The Atlanta Journal-Constitution
Governors in both parties attack health care reform
State leaders call for bipartisan approach to find alternative.
A quiet WASHINGTON — effort by governors to block full repeal of the Affordable Care Act reached its climax in Washington on Tuesday, as state executives in both parties who have conspired privately for months mounted an all-out attack on the Senate’s embattled health care legislation.
At the center of the effort has been a pair of low-key moderates: Gov. John Kasich, R-Ohio, and Gov. John Hickenlooper, D-Colo., who on Tuesday morning called on the Senate to reject the Republican bill and negotiate a bipartisan alternative.
Hours before Senate Republicans delayed a vote on the bill, Kasich denounced his own party’s legislation in biting terms, saying that it would victimize the poor and mentally ill, and redirect tax money “to people who are already very wealthy.”
“This bill,” Kasich said, “is unacceptable.”
But the governor-led drive to block the Republican health care bill extends well beyond Kasich and Hickenlooper. Aiding their cause has been an eclectic array of ideological mavericks and quirky personalities in both parties, who have feared the harm that repealing the Affordable Care Act could cause in their states.
More than half a dozen Republican governors have expressed grave reservations about the bill or outright opposition to it, and Democrats have been unanimous in their criticism. Gov. Brian Sandoval of Nevada condemned the measure in forceful language and helped sway his fellow Republican, Sen.

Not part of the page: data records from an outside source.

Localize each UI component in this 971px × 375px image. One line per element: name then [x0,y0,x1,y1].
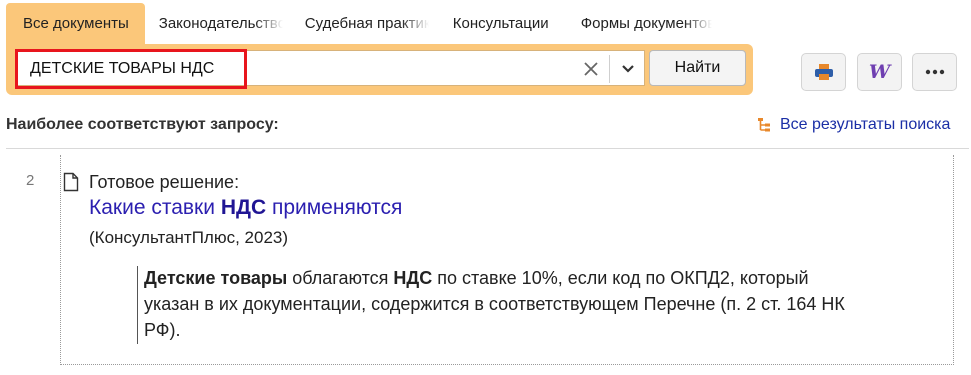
close-icon[interactable] [577,55,605,83]
result-kind: Готовое решение: [89,172,240,192]
tab-all-documents[interactable]: Все документы [6,3,145,45]
search-panel: ДЕТСКИЕ ТОВАРЫ НДС Найти [6,44,753,95]
more-button[interactable] [912,53,957,91]
tab-court-practice[interactable]: Судебная практика [283,3,429,45]
result-title-part[interactable]: применяются [266,196,402,219]
print-button[interactable] [801,53,846,91]
results-heading: Наиболее соответствуют запросу: [6,116,279,133]
tab-consultations[interactable]: Консультации [429,3,557,45]
search-input[interactable]: ДЕТСКИЕ ТОВАРЫ НДС [15,49,645,89]
search-divider [609,55,610,83]
result-number: 2 [26,172,35,189]
result-title-part[interactable]: Какие ставки [89,196,221,219]
tab-legislation[interactable]: Законодательство [145,3,283,45]
all-results-label[interactable]: Все результаты поиска [780,116,950,134]
document-tabs: Все документы Законодательство Судебная … [6,3,712,45]
heading-divider [6,148,969,149]
snippet-keyword: НДС [393,268,433,288]
result-source: (КонсультантПлюс, 2023) [89,228,289,247]
snippet-text: облагаются [287,268,394,288]
find-button[interactable]: Найти [649,50,746,86]
result-title-keyword[interactable]: НДС [221,196,266,219]
all-results-link[interactable]: Все результаты поиска [756,113,950,137]
snippet-quote-bar [137,266,138,344]
snippet-keyword: Детские товары [144,268,288,288]
more-dots-icon [925,69,944,75]
chevron-down-icon[interactable] [614,55,642,83]
word-export-button[interactable]: W [857,53,902,91]
search-query-text[interactable]: ДЕТСКИЕ ТОВАРЫ НДС [30,51,214,87]
document-icon [63,172,79,192]
tree-list-icon [758,118,770,132]
tab-document-forms[interactable]: Формы документов [557,3,712,45]
result-title-link[interactable]: Какие ставки НДС применяются [89,196,402,220]
result-snippet: Детские товары облагаются НДС по ставке … [144,265,864,343]
printer-icon [814,64,833,80]
word-export-icon: W [868,61,891,83]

Dean Heller, to dig in against it. Heller’s unrestrained attack on the bill Friday helped set in motion a chain of events that forced Republicans to delay voting on it and may lead to its ultimate collapse.
On Monday, a second bipartisan team of governors, Terry McAuliffe of Virginia, a Democrat, and Charlie Baker of Massachusetts, a Republican, issued a joint letter asking the Senate to halt its dash toward a vote.
In an indication of the stakes involved for the states, McAuliffe and Baker wrote explicitly in their capacity as chairman and vice chairman of the National Governors Association — a striking gesture given the nonpartisan organization’s reputation for caution in politically sensitive matters.
“On behalf of the National Governors Association, we urge you to give states sufficient time to review the legislation before proceeding, so that the full impact of the legislation may be understood and explained to the American people,” they wrote.
The doggedness of the governor-led effort reflects the expansive implications of a federal health care overhaul for state governments. In states that accepted expanded Medicaid funding under the Affordable Care Act, including Ohio and Nevada, the sharp restrictions on the program imposed under the Senate bill would batter state budgets and threaten the health coverage of millions.
The current Senate bill would wind down support for expanded Medicaid coverage and recalculate federal funding for longstanding Medicaid programs on a more restrictive basis. The nonpartisan Congressional Budget Office projected on Monday that the Senate bill would lead to 15 million fewer people receiving Medicaid coverage over a period of 10 years.
There has been no visible effort among governors to lobby in support of the legislation, and most Republican governors have either remained silent or given equivocal statements on the bill. Several advisers to Republican governors, who spoke on condition of anonymity, said they were wary of engaging in a fight with the White House and the Republican-led Congress over a bill that appeared headed for collapse anyway.
But if the legislation does unravel further, governors will have played a hand in that: Hickenlooper said in an interview that he and Kasich had agreed to team up after a February meeting of the governors’ association in Washington, where state leaders heard an alarming presentation about the potential consequences of a federal pullback in health care.
Within weeks, Hickenlooper said, both Kasich and Sandoval had called him personally to seek his help in taking on their own party. Kasich, he recalled, expressed confidence he could find other Republicans who would “take a pretty strong stand that coverage shouldn’t be rolled back.”
From those conversations emerged a tentative game plan: They would seek to assemble a nimble, informal group of governors, from the right and left of center, who would publicly express concern about health care legislation drafted in the House and Senate. They would press for a slower, less disruptive and more public legislative process, and insist on protections for states that had greatly expanded Medicaid rolls. Joining Kasich and Sandoval, on the Republican side, was Baker of Massachusetts. On the Democratic side, Hickenlooper recruited Steve Bullock of Montana, John Bel Edwards of Louisiana and Tom Wolf of Pennsylvania, Kasich’s neighbor to the east. Other governors on the Republican side have drifted in and out of the conversations, including Rick Snyder of Michigan and Asa Hutchinson of Arkansas.